The 9 August stolen election was the drop that made the people of Belarus’ cup run over. Their country’s economy has not been growing since 2010, and their government’s only response to this was to reduce some social welfare and impose a tax on the unemployed. When the coronavirus crisis started, Lukashenka dismissed the virus as a ‘psychosis’, and told people to play ice hockey, drive tractors, and generally not worry about it. With no lockdowns imposed and no mass gatherings banned, the number of cases currently stands at over 70,000 – nearly 10% of Belarus’ total population.
The recent violence and arrests, moreover, are nothing new in Belarus. Even before the protests erupted, critics of the government were routinely harassed, jailed and even tortured, and any show of dissent was brutally supressed. Ahead of the election, independent observers and reporters were arrested, and there were numerous reports of internet outages and difficulties in accessing local news websites. The current demonstrations are the culmination of years of anger, dissatisfaction and frustration – and a widespread desire to finally experience change.
This is why, more than a month in, the people of Belarus show no signs of backing down. Workers continue to support the protesters with strike action despite threats of dismissal and legal action, and people continue to take to the streets in their tens and hundreds of thousands despite renewed arrests and brutality. Maintaining this popular pressure will be crucial in the coming weeks – as the battle for a new Belarus has only just begun.
At the time of writing, five of the seven leaders of the Coordination Council – the opposition political body created to oversee the transfer of power away from the current authorities – have either been detained or forced to reside abroad. The council itself has a criminal case against it, and stands accused by the government of trying to illegally seize power. On his part, Lukashenka has strengthened his security apparatus, and declared that he is willing to hold new elections, but only after a referendum on amending the constitution. The details of the latter remain vague and have raised alarm bells relating to Russia’s interests in the post-Soviet country – as the amendments are likely to pave the way to greater economic integration with Moscow.
If Lukashenka becomes willing to give up most control of Belarus, Russia will opt for a ‘soft annexation’ rather than a full military invasion. Deeper economic integration would be followed by greater political integration, which would eventually culminate in a full-fledged Union State between the two countries. As Lukashenka is very much aware, this would effectively mean the de facto absorption of Belarus into Russia – having lost all legitimacy, however, he may decide that the small chance to stay in power it affords is a fair exchange.

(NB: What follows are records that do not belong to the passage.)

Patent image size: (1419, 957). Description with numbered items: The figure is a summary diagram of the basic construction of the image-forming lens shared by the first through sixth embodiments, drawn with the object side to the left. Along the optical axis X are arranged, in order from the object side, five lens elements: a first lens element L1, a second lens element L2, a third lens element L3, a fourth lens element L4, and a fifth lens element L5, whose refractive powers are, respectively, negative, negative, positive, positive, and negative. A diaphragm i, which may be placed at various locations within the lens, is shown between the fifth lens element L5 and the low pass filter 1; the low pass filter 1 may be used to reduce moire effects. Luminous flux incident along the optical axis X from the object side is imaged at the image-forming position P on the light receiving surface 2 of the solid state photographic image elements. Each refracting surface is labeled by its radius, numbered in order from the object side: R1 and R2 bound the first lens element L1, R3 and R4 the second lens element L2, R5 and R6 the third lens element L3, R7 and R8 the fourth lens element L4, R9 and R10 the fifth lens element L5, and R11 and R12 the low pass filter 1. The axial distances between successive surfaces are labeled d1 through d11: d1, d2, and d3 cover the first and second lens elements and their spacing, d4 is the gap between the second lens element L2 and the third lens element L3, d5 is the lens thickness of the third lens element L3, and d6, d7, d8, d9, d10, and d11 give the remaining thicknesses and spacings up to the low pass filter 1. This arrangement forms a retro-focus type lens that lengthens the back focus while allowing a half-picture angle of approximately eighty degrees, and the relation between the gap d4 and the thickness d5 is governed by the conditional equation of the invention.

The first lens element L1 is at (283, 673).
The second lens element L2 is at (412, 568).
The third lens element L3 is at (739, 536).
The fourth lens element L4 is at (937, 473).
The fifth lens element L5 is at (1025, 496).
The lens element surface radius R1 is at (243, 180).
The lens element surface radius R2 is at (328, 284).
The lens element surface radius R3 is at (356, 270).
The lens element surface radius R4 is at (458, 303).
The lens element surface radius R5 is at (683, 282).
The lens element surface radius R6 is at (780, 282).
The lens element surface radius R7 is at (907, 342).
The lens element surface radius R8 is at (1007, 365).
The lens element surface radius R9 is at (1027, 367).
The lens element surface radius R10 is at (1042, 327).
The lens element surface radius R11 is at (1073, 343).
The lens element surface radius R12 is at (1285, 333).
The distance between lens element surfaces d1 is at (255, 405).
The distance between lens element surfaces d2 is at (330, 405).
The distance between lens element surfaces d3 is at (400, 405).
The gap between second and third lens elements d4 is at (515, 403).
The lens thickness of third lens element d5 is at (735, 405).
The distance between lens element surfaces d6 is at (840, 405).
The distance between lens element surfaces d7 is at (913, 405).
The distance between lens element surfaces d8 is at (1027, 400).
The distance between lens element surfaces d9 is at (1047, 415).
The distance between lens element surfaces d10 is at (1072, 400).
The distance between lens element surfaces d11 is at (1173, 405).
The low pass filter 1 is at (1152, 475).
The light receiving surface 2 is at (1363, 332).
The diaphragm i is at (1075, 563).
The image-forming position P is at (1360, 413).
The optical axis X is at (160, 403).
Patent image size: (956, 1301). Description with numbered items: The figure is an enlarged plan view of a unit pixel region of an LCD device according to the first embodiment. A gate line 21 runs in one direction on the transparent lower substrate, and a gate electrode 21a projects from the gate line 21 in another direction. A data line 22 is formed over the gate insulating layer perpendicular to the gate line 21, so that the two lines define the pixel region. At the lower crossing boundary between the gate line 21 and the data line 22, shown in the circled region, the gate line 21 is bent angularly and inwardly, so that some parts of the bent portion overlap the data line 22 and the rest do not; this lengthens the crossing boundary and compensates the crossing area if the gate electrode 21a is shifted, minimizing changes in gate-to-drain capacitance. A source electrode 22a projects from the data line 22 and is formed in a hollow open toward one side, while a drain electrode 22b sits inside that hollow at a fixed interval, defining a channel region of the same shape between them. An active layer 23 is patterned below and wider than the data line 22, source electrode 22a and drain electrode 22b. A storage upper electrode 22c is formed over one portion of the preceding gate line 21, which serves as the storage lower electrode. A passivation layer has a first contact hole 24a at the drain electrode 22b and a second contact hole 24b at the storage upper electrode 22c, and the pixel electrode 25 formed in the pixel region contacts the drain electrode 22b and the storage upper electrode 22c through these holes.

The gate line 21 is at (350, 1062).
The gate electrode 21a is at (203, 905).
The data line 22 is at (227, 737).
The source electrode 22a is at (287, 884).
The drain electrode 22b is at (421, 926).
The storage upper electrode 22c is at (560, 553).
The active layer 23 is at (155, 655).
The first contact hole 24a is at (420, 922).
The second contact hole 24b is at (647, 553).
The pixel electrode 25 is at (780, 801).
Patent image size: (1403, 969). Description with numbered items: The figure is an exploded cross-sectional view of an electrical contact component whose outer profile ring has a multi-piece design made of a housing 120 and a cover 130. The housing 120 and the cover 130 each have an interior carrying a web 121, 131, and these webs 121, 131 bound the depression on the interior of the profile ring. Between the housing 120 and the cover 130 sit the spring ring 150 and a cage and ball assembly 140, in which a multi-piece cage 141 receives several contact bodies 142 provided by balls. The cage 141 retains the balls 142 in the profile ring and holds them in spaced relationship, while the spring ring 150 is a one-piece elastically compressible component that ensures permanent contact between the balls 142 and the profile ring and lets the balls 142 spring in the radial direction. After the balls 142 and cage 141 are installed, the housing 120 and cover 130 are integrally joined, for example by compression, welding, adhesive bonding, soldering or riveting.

For this very reason, if Belarus is to become a different country, the West needs to go beyond condemnations and a list of targeted sanctions that only includes Belarusian officials. The financial support for the civil society and independent media is a great start, but it needs to be followed by a clear recognition that Belarus is currently in the midst of its transition to a democratic state. Alyaksandr Lukashenka is no longer president of the country, and Sviatlana Tsikhanouskaya is the people’s chosen leader. The West also needs to remember that Russia is always ready to fill a power vacuum as soon as it is created – and this time, it must not be allowed.
The people of Belarus are standing firm in their convictions, and have not given in even when faced with violence and oppression. In order to succeed now, and achieve their goal of a democratic country, they need concrete international support. The days of dictatorial rule and control must come to an end – and the Belarus that people are fighting for must become a reality.